Background: Polymorphism of the gene encoding the glucocorticoid receptor - h-GR/NR3C1 demonstrates close genetic and biochemical correlation with etiopathogenesis of metabolic, cardiovascular, hematologic, and mental disorders. The natural variability of DNA sequence within the h-GR gene affects both the conformation and the activity of glucocorticoid receptors. Modifications of the amino acid receptor structure give rise to disturbances of the receptor-hormone complex interaction with many genes responsible for normal cellular function. Transactivation, or transrepression, of the genes encoding proteins synthesized within the framework of cellular response to glucocorticosteroids is 1 among many molecular pathways leading to the development of resistance to anti-inflammatory drugs.
Material/methods: A group of 70 healthy participants, with no history of asthma or atopic conditions, qualified for the study. Genotyping was accomplished using PCR-RFLP method.
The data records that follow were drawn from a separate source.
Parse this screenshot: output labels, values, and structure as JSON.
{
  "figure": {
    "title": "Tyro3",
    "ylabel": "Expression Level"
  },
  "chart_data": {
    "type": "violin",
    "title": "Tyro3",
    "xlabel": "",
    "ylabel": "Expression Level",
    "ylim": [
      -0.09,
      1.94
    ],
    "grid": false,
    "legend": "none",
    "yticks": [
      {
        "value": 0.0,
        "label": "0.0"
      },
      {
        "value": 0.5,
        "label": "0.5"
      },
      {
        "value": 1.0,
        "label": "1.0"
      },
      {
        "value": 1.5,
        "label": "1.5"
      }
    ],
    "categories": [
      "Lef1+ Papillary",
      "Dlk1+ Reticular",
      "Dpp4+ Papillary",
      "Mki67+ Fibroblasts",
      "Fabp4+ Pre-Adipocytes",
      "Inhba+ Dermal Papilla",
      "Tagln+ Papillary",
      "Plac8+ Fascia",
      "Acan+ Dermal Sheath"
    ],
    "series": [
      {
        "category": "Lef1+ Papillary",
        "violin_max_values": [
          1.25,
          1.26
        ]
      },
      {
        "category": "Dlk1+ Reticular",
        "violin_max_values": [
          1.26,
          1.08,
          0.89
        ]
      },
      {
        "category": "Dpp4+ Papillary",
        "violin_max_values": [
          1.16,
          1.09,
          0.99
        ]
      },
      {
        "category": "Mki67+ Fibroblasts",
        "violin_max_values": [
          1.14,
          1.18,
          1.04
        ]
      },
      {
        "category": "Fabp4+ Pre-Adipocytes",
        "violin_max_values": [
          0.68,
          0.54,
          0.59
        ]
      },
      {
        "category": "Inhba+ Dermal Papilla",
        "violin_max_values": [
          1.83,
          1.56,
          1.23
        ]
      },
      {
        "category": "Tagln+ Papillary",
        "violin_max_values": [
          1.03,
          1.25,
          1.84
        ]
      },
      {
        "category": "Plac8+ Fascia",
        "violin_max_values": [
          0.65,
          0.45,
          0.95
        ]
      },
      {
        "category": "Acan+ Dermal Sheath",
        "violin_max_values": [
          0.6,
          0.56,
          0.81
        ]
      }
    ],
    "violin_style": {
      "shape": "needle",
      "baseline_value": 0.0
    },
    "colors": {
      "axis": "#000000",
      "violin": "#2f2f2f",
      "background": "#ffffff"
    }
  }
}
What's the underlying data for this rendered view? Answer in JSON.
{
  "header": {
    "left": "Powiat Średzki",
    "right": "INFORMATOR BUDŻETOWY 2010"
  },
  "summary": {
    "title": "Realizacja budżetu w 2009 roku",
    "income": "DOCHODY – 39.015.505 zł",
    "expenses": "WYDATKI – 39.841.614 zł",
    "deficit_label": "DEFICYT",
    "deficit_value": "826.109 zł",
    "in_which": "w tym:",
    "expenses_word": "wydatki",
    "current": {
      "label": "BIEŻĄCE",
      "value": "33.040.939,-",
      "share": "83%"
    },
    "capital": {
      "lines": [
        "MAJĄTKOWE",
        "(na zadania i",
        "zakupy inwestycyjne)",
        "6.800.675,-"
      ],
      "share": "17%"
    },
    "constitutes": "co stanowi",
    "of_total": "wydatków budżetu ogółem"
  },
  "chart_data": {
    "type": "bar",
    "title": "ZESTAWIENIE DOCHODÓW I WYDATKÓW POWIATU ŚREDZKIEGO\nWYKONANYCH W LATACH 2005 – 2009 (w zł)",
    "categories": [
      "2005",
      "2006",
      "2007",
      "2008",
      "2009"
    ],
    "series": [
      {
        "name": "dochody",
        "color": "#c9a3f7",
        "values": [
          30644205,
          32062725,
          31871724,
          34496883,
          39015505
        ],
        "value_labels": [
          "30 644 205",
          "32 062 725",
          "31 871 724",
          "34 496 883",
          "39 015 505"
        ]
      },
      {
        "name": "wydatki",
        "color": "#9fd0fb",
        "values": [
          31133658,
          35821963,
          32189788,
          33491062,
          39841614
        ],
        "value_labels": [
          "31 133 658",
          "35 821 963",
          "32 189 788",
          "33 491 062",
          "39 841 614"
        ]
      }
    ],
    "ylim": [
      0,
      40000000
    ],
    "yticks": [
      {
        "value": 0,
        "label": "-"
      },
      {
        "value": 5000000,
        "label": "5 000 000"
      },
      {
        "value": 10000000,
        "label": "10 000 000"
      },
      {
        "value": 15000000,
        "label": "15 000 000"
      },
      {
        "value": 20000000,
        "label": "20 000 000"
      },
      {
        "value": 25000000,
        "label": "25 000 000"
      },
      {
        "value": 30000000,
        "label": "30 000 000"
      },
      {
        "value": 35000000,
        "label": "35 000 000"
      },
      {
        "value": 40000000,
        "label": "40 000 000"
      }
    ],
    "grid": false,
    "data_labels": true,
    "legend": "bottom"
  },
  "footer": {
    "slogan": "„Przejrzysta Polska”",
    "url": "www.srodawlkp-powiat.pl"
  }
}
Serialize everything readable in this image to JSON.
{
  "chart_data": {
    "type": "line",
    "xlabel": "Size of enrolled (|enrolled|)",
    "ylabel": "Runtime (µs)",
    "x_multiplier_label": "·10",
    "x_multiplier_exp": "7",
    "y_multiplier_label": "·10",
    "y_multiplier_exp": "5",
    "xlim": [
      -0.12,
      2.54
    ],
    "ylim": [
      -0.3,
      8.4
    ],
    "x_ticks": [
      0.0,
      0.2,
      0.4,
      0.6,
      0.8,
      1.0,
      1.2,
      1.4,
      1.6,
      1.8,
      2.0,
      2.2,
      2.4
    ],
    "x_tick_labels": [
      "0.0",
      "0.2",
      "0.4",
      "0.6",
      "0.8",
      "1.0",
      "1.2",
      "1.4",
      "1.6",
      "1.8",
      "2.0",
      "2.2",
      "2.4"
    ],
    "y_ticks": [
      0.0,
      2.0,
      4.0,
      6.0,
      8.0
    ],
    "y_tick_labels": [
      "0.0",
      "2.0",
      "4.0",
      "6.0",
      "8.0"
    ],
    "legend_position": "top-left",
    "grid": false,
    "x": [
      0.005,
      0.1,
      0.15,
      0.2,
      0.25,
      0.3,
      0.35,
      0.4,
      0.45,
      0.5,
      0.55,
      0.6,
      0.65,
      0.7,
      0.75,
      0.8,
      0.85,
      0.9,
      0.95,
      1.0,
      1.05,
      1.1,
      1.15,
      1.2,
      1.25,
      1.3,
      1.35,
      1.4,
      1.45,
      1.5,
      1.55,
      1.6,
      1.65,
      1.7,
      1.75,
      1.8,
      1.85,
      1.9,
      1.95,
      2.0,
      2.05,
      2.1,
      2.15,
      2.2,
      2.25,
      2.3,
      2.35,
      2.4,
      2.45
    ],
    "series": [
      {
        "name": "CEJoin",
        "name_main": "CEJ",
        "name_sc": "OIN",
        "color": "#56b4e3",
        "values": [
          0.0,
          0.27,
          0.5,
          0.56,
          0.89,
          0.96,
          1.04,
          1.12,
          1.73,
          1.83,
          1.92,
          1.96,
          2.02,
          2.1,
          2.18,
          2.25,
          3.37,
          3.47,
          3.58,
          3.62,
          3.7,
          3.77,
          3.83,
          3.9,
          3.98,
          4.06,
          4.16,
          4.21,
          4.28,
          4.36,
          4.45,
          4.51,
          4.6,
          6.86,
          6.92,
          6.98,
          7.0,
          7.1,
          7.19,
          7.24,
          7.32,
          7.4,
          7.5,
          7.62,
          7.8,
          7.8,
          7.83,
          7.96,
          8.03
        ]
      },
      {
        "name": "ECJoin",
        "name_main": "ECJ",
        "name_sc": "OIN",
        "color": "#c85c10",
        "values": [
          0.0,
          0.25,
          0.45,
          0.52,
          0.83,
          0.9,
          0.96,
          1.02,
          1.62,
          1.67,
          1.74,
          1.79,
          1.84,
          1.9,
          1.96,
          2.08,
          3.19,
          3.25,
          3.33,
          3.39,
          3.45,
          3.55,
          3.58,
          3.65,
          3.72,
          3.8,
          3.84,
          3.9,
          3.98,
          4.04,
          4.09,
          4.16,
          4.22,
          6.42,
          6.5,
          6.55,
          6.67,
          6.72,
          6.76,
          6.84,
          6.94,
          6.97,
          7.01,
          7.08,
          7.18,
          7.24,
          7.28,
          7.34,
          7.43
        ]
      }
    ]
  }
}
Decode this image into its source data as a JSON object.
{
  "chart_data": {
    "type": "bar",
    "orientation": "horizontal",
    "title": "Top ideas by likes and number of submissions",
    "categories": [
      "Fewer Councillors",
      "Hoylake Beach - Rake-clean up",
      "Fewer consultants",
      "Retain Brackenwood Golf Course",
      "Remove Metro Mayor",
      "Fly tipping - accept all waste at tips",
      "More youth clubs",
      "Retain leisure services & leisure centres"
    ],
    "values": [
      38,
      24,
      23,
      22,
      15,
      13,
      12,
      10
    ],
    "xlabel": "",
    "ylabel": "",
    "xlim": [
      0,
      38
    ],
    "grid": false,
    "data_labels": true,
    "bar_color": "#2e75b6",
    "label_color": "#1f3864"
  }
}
Results: In healthy, nonatopic population, within the h-GR gene promoter, a polymorphism of Bcl I: GG, GC, and CC occurring with 0.129/0.471/0.40 frequency, were identified. Two polymorphisms were identified in exon 2 at 1220 and 198 position in the h-GR gene: N363S (AA, AG occurring with 0.9/0.1 frequency) and ER22/23EK (GG, GC occurring with 0.843/0.157 frequency).
Conclusions: The frequency of polymorphisms occurring within the h-GR gene has not been assessed to date in the Polish population. The present study is the first attempt of such estimation. The study is an introduction to more-detailed analysis of the correlation between the occurrence of h-GR gene polymorphisms, and the development of severe, steroid-resistant bronchial asthma.